By founding Decoding Tea, I keep following my mission to help tea lovers to become tea connoisseurs. I believe that the combination of visual tea aesthetics with tea knowledge makes studying tea much more appealing. Vivid visuals can convey more than a thousand words and are the best friend of dry textbook knowledge.
Q. What was your process for creating the calendar?
A. To understand tea, we need to understand the source of all tea - the Camellia sinensis plant. So I bought a tea plant to grow, observe and document at home. I took pictures of its growing cycle - buds, tender leaves, mature leaves, flowers and fruits with seeds. I then created tea plant information cards that I shared on social media. The idea to design a calendar focusing on tea plant knowledge followed naturally.
The challenge was gathering enough material and combining aesthetics with educational content into a visually appealing tea plant calendar.
Shooting high-resolution macro pictures and isolating the tea plant parts from their background was labor-intensive. I remember nights of sitting in front of my computer screen and removing the background on a scale of tiny pixels. I concentrated on removing little colored square boxes to get the cleanest cut-out possible. This sounds crazy, but it allows us to see all the details - even every single tooth of the serrated edge of a tea leaf and every single strand of tea hair are visible. I guess this attention to detail shows my appreciation for tea.

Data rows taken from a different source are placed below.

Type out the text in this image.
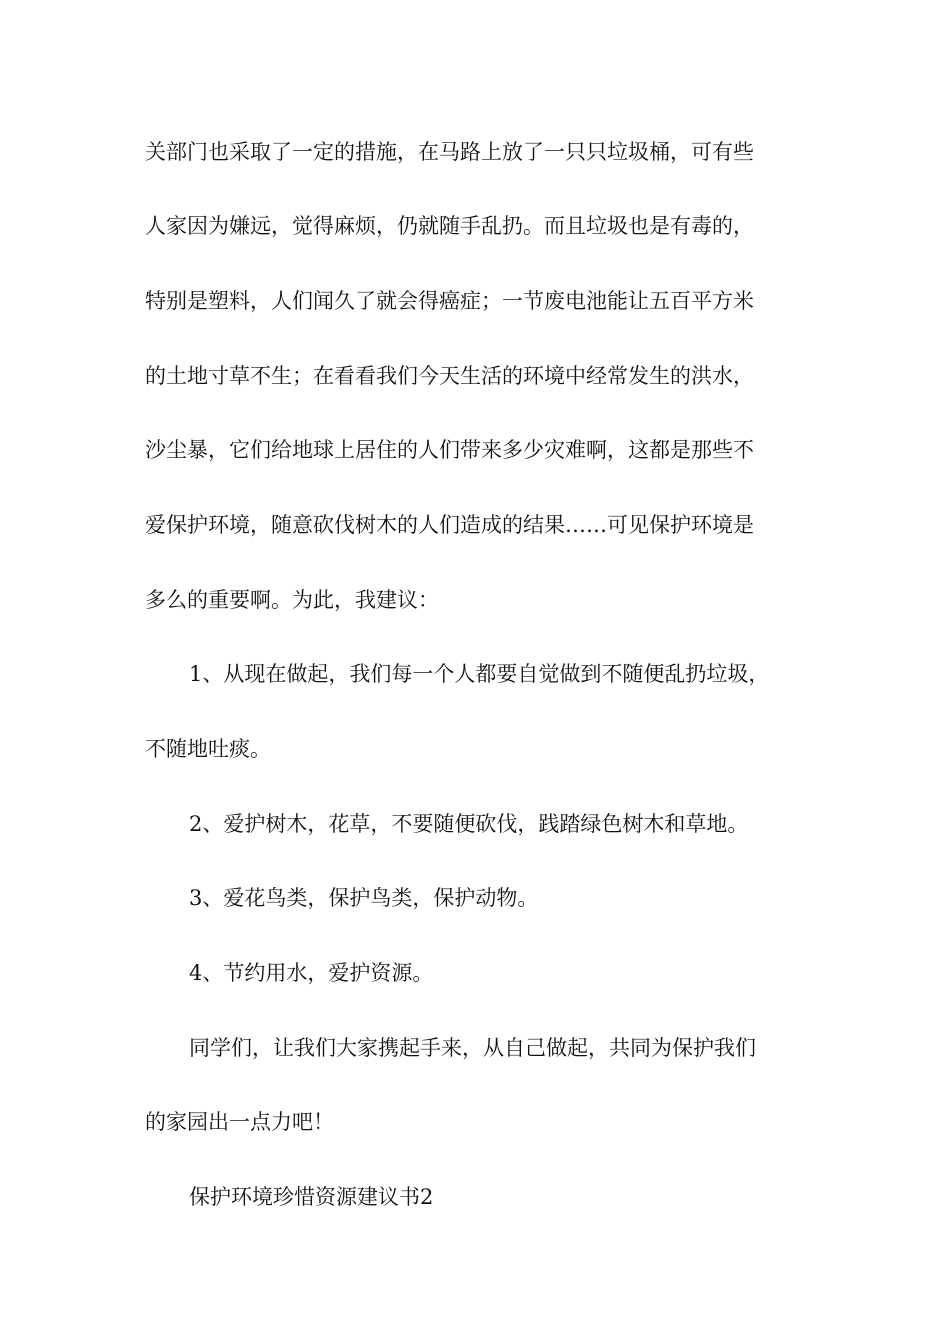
关部门也采取了一定的措施，在马路上放了一只只垃圾桶，可有些
人家因为嫌远，觉得麻烦，仍就随手乱扔。而且垃圾也是有毒的，
特别是塑料，人们闻久了就会得癌症；一节废电池能让五百平方米
的土地寸草不生；在看看我们今天生活的环境中经常发生的洪水，
沙尘暴，它们给地球上居住的人们带来多少灾难啊，这都是那些不
爱保护环境，随意砍伐树木的人们造成的结果……可见保护环境是
多么的重要啊。为此，我建议：
1、从现在做起，我们每一个人都要自觉做到不随便乱扔垃圾，
不随地吐痰。
2、爱护树木，花草，不要随便砍伐，践踏绿色树木和草地。
3、爱花鸟类，保护鸟类，保护动物。
4、节约用水，爱护资源。
同学们，让我们大家携起手来，从自己做起，共同为保护我们
的家园出一点力吧！
保护环境珍惜资源建议书2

Reading and researching were also significant parts of the work that went into the calendar. I read numerous scientific publications and even Chinese tea textbooks that I translated to use as a source for the information provided in the calendar.
Next, I had to decide where to place all the elements of the calendar - picture, headline, Chinese calligraphy, information, dates, etc.. What font, what size, and what colors? Designing something new is rewarding but challenging as you are confronted with a blank piece of paper and so many options around your mind.
However, everything came together and turned into a unique and one-of-its-kind tea calendar that I’m happy to offer fellow tea lovers.
Q. What do you hope people feel or experience with your calendar?
A. At Decoding Tea, my mission is to help tea lovers to become tea connoisseurs.
I hope the calendar helps fellow tea lovers advance on their tea journey by expanding their tea plant knowledge throughout the year, month by month. Being able to name something we see benefits us in grasping it; that’s why the calendar showcases different parts of a tea plant on a macro scale and focuses on naming and explaining those parts. It provides tea lovers an insight into the growing cycle of a tea plant, naming conventions, and information relevant to crafting tea.
Furthermore, I would love fellow tea enthusiasts to feel enchanted by the raw beauty of the plant - Camellia sinensis - that delights us cup by cup.